Originally Posted by jungmark
Jobs wouldn't have done anything either. He would have said "F*** off, short timers. We had the most profitable year in human history and one of the most profitable quarters in human history. If you don't like it, sell."
That's a good distinction to make. "short timers" points to a certain vocal group of the investment community. Obviously Tim Cook and many Apple employees hold stock so they 'lose money' when the valuation goes down. It's not like they are entirely disconnected from it so there is an incentive for the value to stay high but they are doing better than they ever have.
When people object to them saying they aren't profit driven, it's funny because they've said this for years and nobody seemed to be complaining back when they weren't doing well. Now that they're making $13b profit, it's somehow potentially illegal to say they aren't a profit-driven company. The mentality that surrounds people buying a tiny fraction of a company stock with the hopes of profiting from its increase in value without any effort on their part with suggestions that somehow Apple has to bow to their interests is comical.
If people are truly invested in the company then they should look at the big picture.
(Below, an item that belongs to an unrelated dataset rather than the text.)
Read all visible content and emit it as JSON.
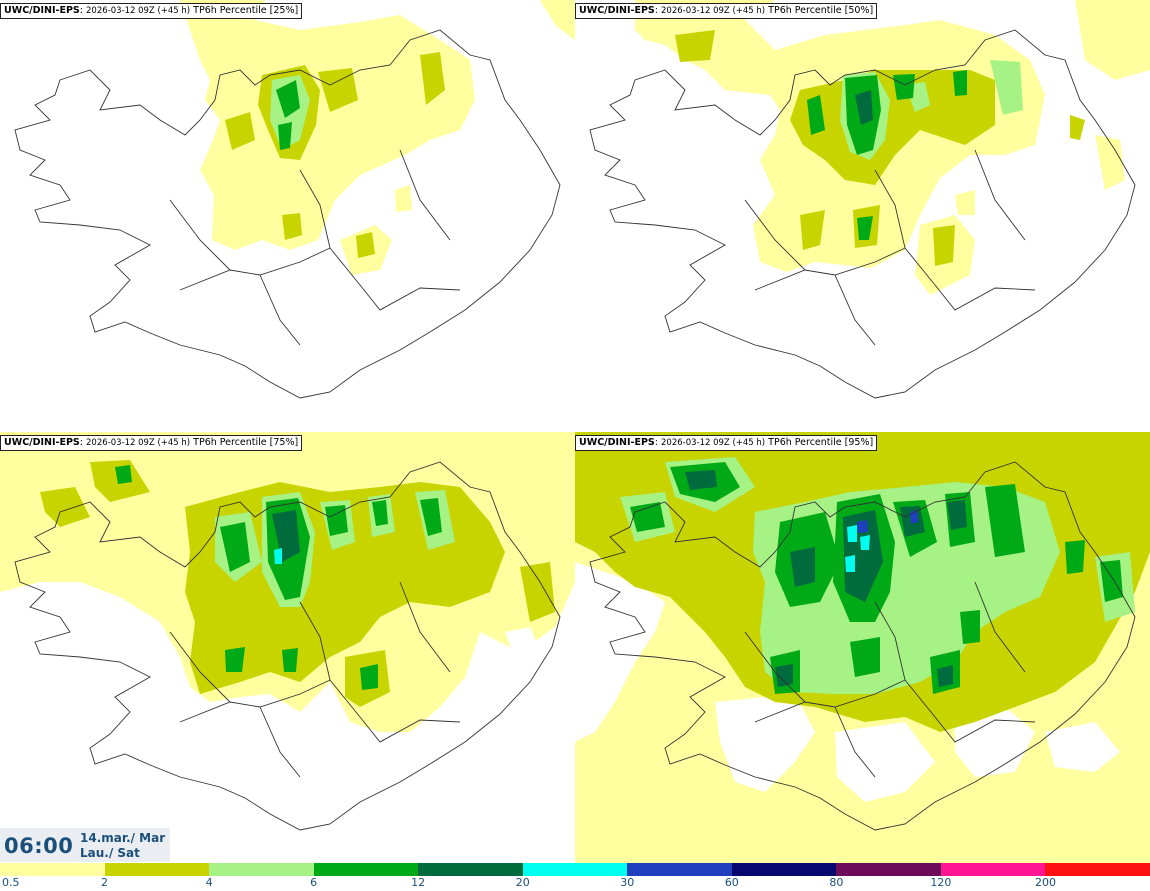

If they don't feel the company can climb higher and they're in it just to profit, they can invest in a company that still needs to reach Apple's success. What people can't do is complain at Apple for managing to reach the top before they could sell nor should they complain to Apple about how other people value their company because they have no control over that.
No suggestions that get thrown at Apple as to what they should do will improve the situation. Making cheaper/lower quality devices just lowers their margins and damages their brand as a premium product manufacturer. Sony did this and look at them now. While Apple's demand is higher than their supply capacity, they should stay the course.